Reklama
Ukradł samochód i spowodował wypadek
Niepełnosprawny 20-latek trafił do szpitala w wyniku wypadku do jakiego doszło w świąteczną niedzielę. Okoliczności tego zdarzenia wyjaśniają policjanci z Komendy Powiatowej Policji w Wysokiem Mazowieckiem.
- 12.04.2012 09:16 (aktualizacja 05.08.2023 21:33)
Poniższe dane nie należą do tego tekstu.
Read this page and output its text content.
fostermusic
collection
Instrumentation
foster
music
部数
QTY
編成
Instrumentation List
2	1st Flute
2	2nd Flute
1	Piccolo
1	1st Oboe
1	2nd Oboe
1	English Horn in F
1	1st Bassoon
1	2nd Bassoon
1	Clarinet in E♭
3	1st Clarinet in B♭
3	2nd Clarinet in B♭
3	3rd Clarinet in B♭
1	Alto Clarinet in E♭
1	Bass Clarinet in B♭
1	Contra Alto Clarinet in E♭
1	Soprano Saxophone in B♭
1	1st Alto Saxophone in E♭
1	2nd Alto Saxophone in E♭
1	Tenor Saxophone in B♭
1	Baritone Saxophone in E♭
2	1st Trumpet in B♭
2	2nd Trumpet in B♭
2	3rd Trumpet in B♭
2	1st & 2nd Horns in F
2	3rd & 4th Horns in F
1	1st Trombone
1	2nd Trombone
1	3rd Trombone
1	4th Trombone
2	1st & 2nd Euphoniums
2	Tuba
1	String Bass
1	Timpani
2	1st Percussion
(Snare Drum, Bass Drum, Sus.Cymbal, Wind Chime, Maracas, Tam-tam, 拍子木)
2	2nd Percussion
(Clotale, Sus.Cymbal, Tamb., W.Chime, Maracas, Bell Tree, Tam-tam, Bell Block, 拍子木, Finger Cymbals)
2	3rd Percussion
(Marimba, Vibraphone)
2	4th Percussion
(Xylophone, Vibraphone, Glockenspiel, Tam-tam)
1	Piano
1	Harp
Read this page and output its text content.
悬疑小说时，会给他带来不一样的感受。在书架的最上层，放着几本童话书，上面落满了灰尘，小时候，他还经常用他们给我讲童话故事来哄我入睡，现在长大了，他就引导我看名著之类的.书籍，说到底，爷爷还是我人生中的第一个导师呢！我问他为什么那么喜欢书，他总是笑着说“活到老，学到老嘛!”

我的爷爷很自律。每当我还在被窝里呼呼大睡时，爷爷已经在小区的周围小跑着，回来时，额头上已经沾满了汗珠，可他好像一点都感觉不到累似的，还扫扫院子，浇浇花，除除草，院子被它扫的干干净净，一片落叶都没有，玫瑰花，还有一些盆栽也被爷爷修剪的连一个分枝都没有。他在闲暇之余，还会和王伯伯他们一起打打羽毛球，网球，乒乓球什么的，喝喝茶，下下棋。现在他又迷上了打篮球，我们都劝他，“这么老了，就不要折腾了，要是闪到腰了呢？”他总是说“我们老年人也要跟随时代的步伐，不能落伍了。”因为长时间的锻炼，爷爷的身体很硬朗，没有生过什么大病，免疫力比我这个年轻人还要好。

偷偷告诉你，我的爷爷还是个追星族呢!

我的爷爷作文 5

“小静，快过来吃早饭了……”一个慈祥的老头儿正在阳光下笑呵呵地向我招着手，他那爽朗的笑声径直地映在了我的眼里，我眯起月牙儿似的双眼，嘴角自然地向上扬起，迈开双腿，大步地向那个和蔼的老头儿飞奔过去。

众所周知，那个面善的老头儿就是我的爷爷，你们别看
W ubiegłą niedzielę, tuż przed godziną 15.00 dyżurny wysokomazowieckiej policji poinformowany został o zdarzeniu drogowym na ulicy Pałacowej w Ciechanowcu. Mundurowi natychmiast pojechali na miejsce. Tam, wstępnie ustalili, że 21–letni kierowca mercedesa jadąc z miejscowości Kozarze na prostym odcinku drogi stracił panowanie nad pojazdem, po czym zjechał na prawe pobocze, gdzie uderzył w słup oświetleniowy. Auto najpierw złamało słup, który przewrócił się w poprzek drogi, a następnie doszło do wyłamania kolejnego słupa który upadł do rowu wzdłuż drogi. Jakby tego było mało samochód najechał na znak drogowy i po kilkunastu metrach przewrócił się na dach. Na miejsce zdarzenia przybył 48–latek, właściciel pojazdu. Mężczyzna poinformował mundurowych, że podczas płacenia rachunku na jednej ze stacji benzynowych w Ciechanowcu zauważył jak do jego samochodu bez jego zgody wsiada 21-letni syn sąsiada i odjeżdża w kierunku ulicy Kuczyńskiej. W pojeździe na tylnym siedzeniu został jego niepełnosprawny syn, który w wyniku zdarzenia z ogólnymi potłuczeniami ciała trafił do szpitala. Badanie alkomatem wykazało, że 21-latek kierujący mercedesem miał ponad 2 promile alkoholu w organizmie. Okoliczności tego zdarzenia ustalają wysokomazowieccy policjanci.